What is rare is a liberal who doesn’t think his liberalism is in itself sufficient proof that his heart is in the right place, even when he’s supporting late-term abortion: the liberal position is by definition the “compassionate” position.

[Breaker quote: How 
much coercion is 'enough'?]Sometimes ideas that have no logical relation to each other become associated in people’s minds for accidental reasons of history. Because of our Civil War, most Americans probably think secession and slavery have some intrinsic connection. They don’t. Some people who favored the Confederate cause (such as the English historian Lord Acton, if memory serves) thought slavery was an evil. Some Southerners who believed in slavery opposed secession. A few decades earlier, some Northern abolitionists wanted their states to secede rather than remain in an unholy Union with slave states. You can have one — slavery or secession — without the other. Why not?

In the same way, liberalism and compassion have become illogically associated. It’s natural for liberals to encourage this confusion, and Bush himself may be confirming it by suggesting that there is some sort of tension, if not opposition, between conservatism and compassion. But reason says otherwise.

Government is organized force. Every law is a limitation on liberty. Those who favor the expansion and centralization of the powers of government — liberals, in short — are advocating an increase in the proportion between compulsory action and free action in society.

Why is that more “compassionate” than favoring more freedom and less compulsion? One might think that a really compassionate man would want people to be as free as possible and therefore to minimize the role of government in our lives. It seems fraudulent, and even cruel, to demand less freedom while accusing those who want more freedom of being hard-hearted.
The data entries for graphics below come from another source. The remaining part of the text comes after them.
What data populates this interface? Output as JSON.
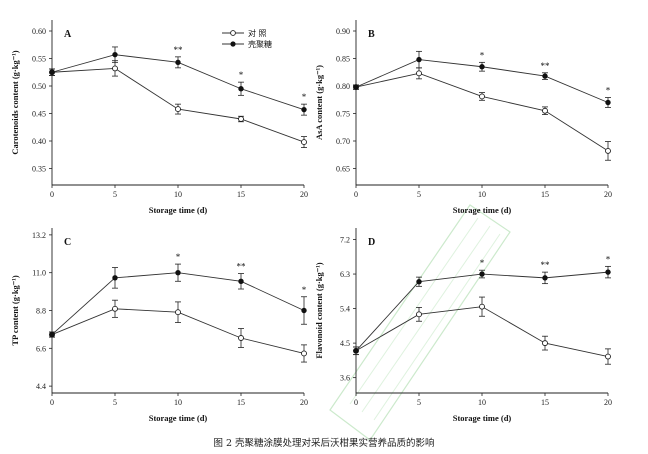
{
  "figure_caption": "图 2  壳聚糖涂膜处理对采后沃柑果实营养品质的影响",
  "legend": {
    "control_label": "对    照",
    "treatment_label": "壳聚糖"
  },
  "colors": {
    "line": "#333333",
    "filled": "#111111",
    "open_fill": "#ffffff",
    "watermark": "#8fd08f"
  },
  "chart_data": [
    {
      "panel": "A",
      "type": "line",
      "xlabel": "Storage time (d)",
      "ylabel": "Carotenoids content (g·kg⁻¹)",
      "x": [
        0,
        5,
        10,
        15,
        20
      ],
      "xticks": [
        "0",
        "5",
        "10",
        "15",
        "20"
      ],
      "ylim": [
        0.32,
        0.62
      ],
      "yticks": [
        0.35,
        0.4,
        0.45,
        0.5,
        0.55,
        0.6
      ],
      "ytick_labels": [
        "0.35",
        "0.40",
        "0.45",
        "0.50",
        "0.55",
        "0.60"
      ],
      "series": [
        {
          "name": "对照",
          "marker": "open",
          "values": [
            0.525,
            0.532,
            0.458,
            0.44,
            0.398
          ],
          "errors": [
            0.006,
            0.014,
            0.009,
            0.005,
            0.01
          ]
        },
        {
          "name": "壳聚糖",
          "marker": "filled",
          "values": [
            0.525,
            0.557,
            0.543,
            0.495,
            0.457
          ],
          "errors": [
            0.006,
            0.014,
            0.01,
            0.012,
            0.01
          ]
        }
      ],
      "annotations": [
        {
          "x": 10,
          "text": "**"
        },
        {
          "x": 15,
          "text": "*"
        },
        {
          "x": 20,
          "text": "*"
        }
      ]
    },
    {
      "panel": "B",
      "type": "line",
      "xlabel": "Storage time (d)",
      "ylabel": "AsA content (g·kg⁻¹)",
      "x": [
        0,
        5,
        10,
        15,
        20
      ],
      "xticks": [
        "0",
        "5",
        "10",
        "15",
        "20"
      ],
      "ylim": [
        0.62,
        0.92
      ],
      "yticks": [
        0.65,
        0.7,
        0.75,
        0.8,
        0.85,
        0.9
      ],
      "ytick_labels": [
        "0.65",
        "0.70",
        "0.75",
        "0.80",
        "0.85",
        "0.90"
      ],
      "series": [
        {
          "name": "对照",
          "marker": "open",
          "values": [
            0.798,
            0.823,
            0.781,
            0.755,
            0.682
          ],
          "errors": [
            0.004,
            0.01,
            0.007,
            0.007,
            0.017
          ]
        },
        {
          "name": "壳聚糖",
          "marker": "filled",
          "values": [
            0.798,
            0.848,
            0.835,
            0.818,
            0.77
          ],
          "errors": [
            0.004,
            0.015,
            0.008,
            0.006,
            0.009
          ]
        }
      ],
      "annotations": [
        {
          "x": 10,
          "text": "*"
        },
        {
          "x": 15,
          "text": "**"
        },
        {
          "x": 20,
          "text": "*"
        }
      ]
    },
    {
      "panel": "C",
      "type": "line",
      "xlabel": "Storage time (d)",
      "ylabel": "TP content (g·kg⁻¹)",
      "x": [
        0,
        5,
        10,
        15,
        20
      ],
      "xticks": [
        "0",
        "5",
        "10",
        "15",
        "20"
      ],
      "ylim": [
        4.0,
        13.6
      ],
      "yticks": [
        4.4,
        6.6,
        8.8,
        11.0,
        13.2
      ],
      "ytick_labels": [
        "4.4",
        "6.6",
        "8.8",
        "11.0",
        "13.2"
      ],
      "series": [
        {
          "name": "对照",
          "marker": "open",
          "values": [
            7.4,
            8.9,
            8.7,
            7.2,
            6.3
          ],
          "errors": [
            0.15,
            0.5,
            0.6,
            0.55,
            0.5
          ]
        },
        {
          "name": "壳聚糖",
          "marker": "filled",
          "values": [
            7.4,
            10.7,
            11.0,
            10.5,
            8.8
          ],
          "errors": [
            0.15,
            0.6,
            0.5,
            0.45,
            0.8
          ]
        }
      ],
      "annotations": [
        {
          "x": 10,
          "text": "*"
        },
        {
          "x": 15,
          "text": "**"
        },
        {
          "x": 20,
          "text": "*"
        }
      ]
    },
    {
      "panel": "D",
      "type": "line",
      "xlabel": "Storage time (d)",
      "ylabel": "Flavonoid content (g·kg⁻¹)",
      "x": [
        0,
        5,
        10,
        15,
        20
      ],
      "xticks": [
        "0",
        "5",
        "10",
        "15",
        "20"
      ],
      "ylim": [
        3.2,
        7.5
      ],
      "yticks": [
        3.6,
        4.5,
        5.4,
        6.3,
        7.2
      ],
      "ytick_labels": [
        "3.6",
        "4.5",
        "5.4",
        "6.3",
        "7.2"
      ],
      "series": [
        {
          "name": "对照",
          "marker": "open",
          "values": [
            4.3,
            5.25,
            5.45,
            4.5,
            4.15
          ],
          "errors": [
            0.1,
            0.18,
            0.25,
            0.18,
            0.2
          ]
        },
        {
          "name": "壳聚糖",
          "marker": "filled",
          "values": [
            4.3,
            6.1,
            6.3,
            6.2,
            6.35
          ],
          "errors": [
            0.1,
            0.12,
            0.1,
            0.15,
            0.15
          ]
        }
      ],
      "annotations": [
        {
          "x": 10,
          "text": "*"
        },
        {
          "x": 15,
          "text": "**"
        },
        {
          "x": 20,
          "text": "*"
        }
      ]
    }
  ]
}
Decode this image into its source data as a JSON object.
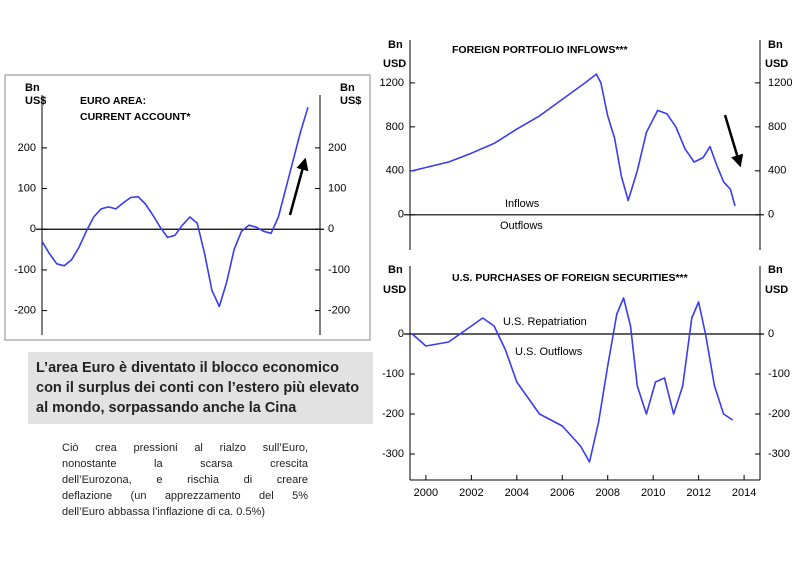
{
  "chart_data": [
    {
      "type": "line",
      "title": "EURO AREA:",
      "subtitle": "CURRENT ACCOUNT*",
      "y_unit": [
        "Bn",
        "US$"
      ],
      "categories": [
        null,
        null,
        null,
        null,
        null,
        null,
        null,
        null,
        null,
        null,
        null,
        null,
        null,
        null,
        null,
        null,
        null,
        null,
        null,
        null,
        null,
        null,
        null,
        null,
        null,
        null,
        null,
        null,
        null,
        null,
        null,
        null,
        null,
        null,
        null,
        null,
        null
      ],
      "values": [
        -30,
        -60,
        -85,
        -90,
        -75,
        -45,
        -5,
        30,
        50,
        55,
        50,
        65,
        78,
        80,
        62,
        35,
        5,
        -20,
        -15,
        10,
        30,
        15,
        -60,
        -150,
        -190,
        -130,
        -50,
        -5,
        10,
        5,
        -5,
        -10,
        30,
        100,
        170,
        240,
        300
      ],
      "color": "#3b3bf2",
      "ylim": [
        -260,
        330
      ],
      "yticks": [
        -200,
        -100,
        0,
        100,
        200
      ]
    },
    {
      "type": "line",
      "title": "FOREIGN PORTFOLIO INFLOWS***",
      "y_unit": [
        "Bn",
        "USD"
      ],
      "annotations": [
        "Inflows",
        "Outflows"
      ],
      "x": [
        1999.4,
        2000,
        2001,
        2002,
        2003,
        2004,
        2005,
        2006,
        2007,
        2007.5,
        2007.7,
        2008,
        2008.3,
        2008.6,
        2008.9,
        2009.3,
        2009.7,
        2010.2,
        2010.6,
        2011,
        2011.4,
        2011.8,
        2012.2,
        2012.5,
        2012.8,
        2013.1,
        2013.4,
        2013.6
      ],
      "values": [
        400,
        430,
        480,
        560,
        650,
        780,
        900,
        1050,
        1200,
        1280,
        1200,
        900,
        700,
        350,
        130,
        400,
        750,
        950,
        920,
        800,
        600,
        480,
        520,
        620,
        450,
        300,
        230,
        80
      ],
      "color": "#3b3bf2",
      "xlim": [
        1999.3,
        2014.7
      ],
      "ylim": [
        -320,
        1590
      ],
      "yticks": [
        0,
        400,
        800,
        1200
      ]
    },
    {
      "type": "line",
      "title": "U.S. PURCHASES OF FOREIGN SECURITIES***",
      "y_unit": [
        "Bn",
        "USD"
      ],
      "annotations": [
        "U.S. Repatriation",
        "U.S. Outflows"
      ],
      "x": [
        1999.4,
        2000,
        2001,
        2002,
        2002.5,
        2003,
        2003.5,
        2004,
        2005,
        2006,
        2006.8,
        2007.2,
        2007.6,
        2008,
        2008.4,
        2008.7,
        2009,
        2009.3,
        2009.7,
        2010.1,
        2010.5,
        2010.9,
        2011.3,
        2011.7,
        2012,
        2012.3,
        2012.7,
        2013.1,
        2013.5
      ],
      "values": [
        0,
        -30,
        -20,
        20,
        40,
        20,
        -40,
        -120,
        -200,
        -230,
        -280,
        -320,
        -220,
        -80,
        50,
        90,
        20,
        -130,
        -200,
        -120,
        -110,
        -200,
        -130,
        40,
        80,
        0,
        -130,
        -200,
        -215
      ],
      "color": "#3b3bf2",
      "xlim": [
        1999.3,
        2014.7
      ],
      "xticks": [
        2000,
        2002,
        2004,
        2006,
        2008,
        2010,
        2012,
        2014
      ],
      "ylim": [
        -365,
        170
      ],
      "yticks": [
        -300,
        -200,
        -100,
        0
      ]
    }
  ],
  "callout": {
    "lines": [
      "L’area Euro è diventato il blocco economico",
      "con il surplus dei conti con l’estero più elevato",
      "al mondo, sorpassando anche la Cina"
    ]
  },
  "note": {
    "lines": [
      "Ciò crea pressioni al rialzo sull’Euro,",
      "nonostante la scarsa crescita",
      "dell’Eurozona, e rischia di creare",
      "deflazione (un apprezzamento del 5%",
      "dell’Euro abbassa l’inflazione di ca. 0.5%)"
    ]
  }
}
It would be different if liberals would honestly define their dreams. At what point would they agree that government had reached its ideal size and scope, beyond which it would become tyranny? They never say. No matter how much the state expands, they want it to have still more power. There is no stopping point. Even if the federal government were twice as enormous as it is now, they would find more things for it to do, new areas of life where it should dominate and coerce us. If they always got their way, there would be no freedom left.

In fairness I should add that some conservatives are the same way about military power, which they choose to call defense, no matter how wildly it exceeds our real defensive needs. They want the U.S. armed forces to spread across the globe, and they never think there can be too much. No country has ever had such hegemony as ours now has; but they keep warning that we are too weak to contain hypothetical dangers. If such people aren’t satisfied by now, they’ll never be content.

If not a utopia or an ideal, you should have at least a reasonable model or optimum, at which you can say “enough.” A few years ago Bill Clinton proclaimed the end of “the era of big government”; but, true to form, he has since resumed trying to expand the scope of government — that is, coercion by law. Every benefit to one citizen (or to “our children,” as Clinton so compassionately prefers to put it) must be paid for by another, and he has to be forced to pay. By refusing to countenance tax cuts, Clinton says he thinks we haven’t yet passed the stopping point.

Being liberal means never having to acknowledge limits. You just have to keep saying your motives are higher than your opponents’.